To figure out most combinatorial problems, you need to establish a “construction plan” that tells you how to build all the combinations with the specified properties. While making that plan, you have to ensure three things:
will my plan build all the valid combinations ? If no, modify the plan.
will my plan build only valid combinations ? if no, modify the plan.
will my plan build some combinations more than once ? if yes, either modify the plan or figure out the number of duplicates.
Once this is done, you usually just count the different choices that are left free in the construction plan…
Let’s apply this to the problem, naming A and B the two women who cannot be placed next to each other. I propose the following plan:
first let’s place the 9 women in a row:
place A somewhere: 9 choices.
place B: 6 choices, since once A is placed, it cancels two chairs (if A is in first chair, then it cancels chair 2 and 9…)
place all the other women randomly: 7! choices.
then place the aligned women around the table, starting at a fixed particular chair and turning clockwise: only one manner to do that.
Now:
does that plan build all (valid) combinations: yes, because whatever valid placement around the table can just be “unrolled” in a row, and obviously we have built every possible row.

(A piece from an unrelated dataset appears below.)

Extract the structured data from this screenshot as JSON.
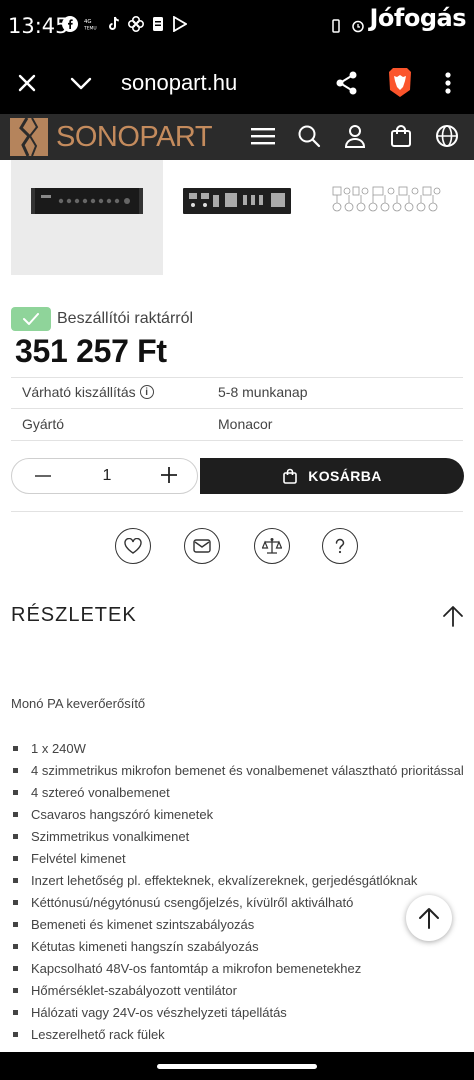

does the plan build only valid combinations: yes, we took care of A and B
does that plan build some arrangements several times : yes, when placing the row around the table, we could have started at any of the 9 chairs and this would have yield the same (relative) positions around the table. So the plan produces the same arrangement 9 times.
Conclusion:
There are 9*6*7!/9 arrangements.
Remarks;
one could consider two arrangements that just differ from the way they turn (clockwise or anti-clockwise) to be equivalent (since every person has the same neighbors)… in that case divide the result by 2…
the construction plan proposed here is not the only possible, nor is it the “best”… I just came up with it while answering. Everyone has its own inner logic when it comes to building arrangements… sometimes it is good to try a completely different plan to see if it ends up with the same result. This helps to educate intuition.